Medical Context Distorts Decisions in Clinical Vision Language Models
Identifies critical failure modes in VLMs for clinical practice, highlighting the need for safeguards before deployment.
Vision-language models for clinical decision support are unreliable due to text over-reliance, spurious use of irrelevant clinical history, and prompt sensitivity, with text dominating decisions even when visual evidence is available.
Vision-language models (VLMs) are increasingly proposed for clinical decision support, yet their reliability in real-world scenarios that require integrating both visual and textual context from medical records remains poorly characterized. This paper identifies three failure modes: (1) modality over-reliance on text over images, (2) spurious reliance on irrelevant clinical history, and (3) prompt sensitivity across semantically equivalent inputs.

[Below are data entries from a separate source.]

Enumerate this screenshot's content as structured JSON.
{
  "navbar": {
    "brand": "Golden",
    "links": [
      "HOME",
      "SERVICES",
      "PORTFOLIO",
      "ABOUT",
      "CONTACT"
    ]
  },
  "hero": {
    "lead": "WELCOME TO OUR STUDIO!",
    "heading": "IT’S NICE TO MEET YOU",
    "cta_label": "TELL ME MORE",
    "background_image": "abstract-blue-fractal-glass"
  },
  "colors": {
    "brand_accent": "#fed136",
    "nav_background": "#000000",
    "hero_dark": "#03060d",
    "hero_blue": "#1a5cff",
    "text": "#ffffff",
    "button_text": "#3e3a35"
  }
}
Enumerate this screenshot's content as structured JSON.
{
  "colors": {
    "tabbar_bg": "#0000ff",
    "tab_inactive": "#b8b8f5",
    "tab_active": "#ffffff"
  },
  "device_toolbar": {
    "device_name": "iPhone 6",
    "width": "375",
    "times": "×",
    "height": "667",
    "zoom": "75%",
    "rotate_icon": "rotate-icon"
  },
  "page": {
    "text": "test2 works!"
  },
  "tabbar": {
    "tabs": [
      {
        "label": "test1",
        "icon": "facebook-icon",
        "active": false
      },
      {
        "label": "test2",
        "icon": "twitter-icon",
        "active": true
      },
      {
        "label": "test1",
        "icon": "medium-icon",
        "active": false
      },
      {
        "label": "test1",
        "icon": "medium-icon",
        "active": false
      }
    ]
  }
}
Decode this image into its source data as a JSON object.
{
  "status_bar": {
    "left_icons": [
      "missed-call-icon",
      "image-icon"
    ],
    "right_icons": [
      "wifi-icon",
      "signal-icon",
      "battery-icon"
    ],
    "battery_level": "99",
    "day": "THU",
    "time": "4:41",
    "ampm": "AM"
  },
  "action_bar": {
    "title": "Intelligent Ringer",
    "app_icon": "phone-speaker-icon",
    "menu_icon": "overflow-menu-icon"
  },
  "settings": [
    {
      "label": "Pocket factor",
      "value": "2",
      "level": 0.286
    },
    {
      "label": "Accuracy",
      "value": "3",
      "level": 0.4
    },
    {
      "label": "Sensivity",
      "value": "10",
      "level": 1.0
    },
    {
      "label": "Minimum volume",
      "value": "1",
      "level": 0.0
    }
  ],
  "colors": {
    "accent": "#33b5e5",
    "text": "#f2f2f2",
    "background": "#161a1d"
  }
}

We evaluate a diverse set of general-domain and medically-tuned open and closed VLMs on chest x-ray tasks using MIMIC-CXR. By systematically manipulating image-text alignment, clinical history, and prompt formulations, we found that VLM decisions are dominated by the text modality, even when visual evidence is available. Moreover, we observed that VLMs are heavily influenced by irrelevant reports, while minor prompt changes can reverse correct image-based predictions. Our findings underscore the need for explicit safeguards and stress-testing before considering the use of these models in clinical practice.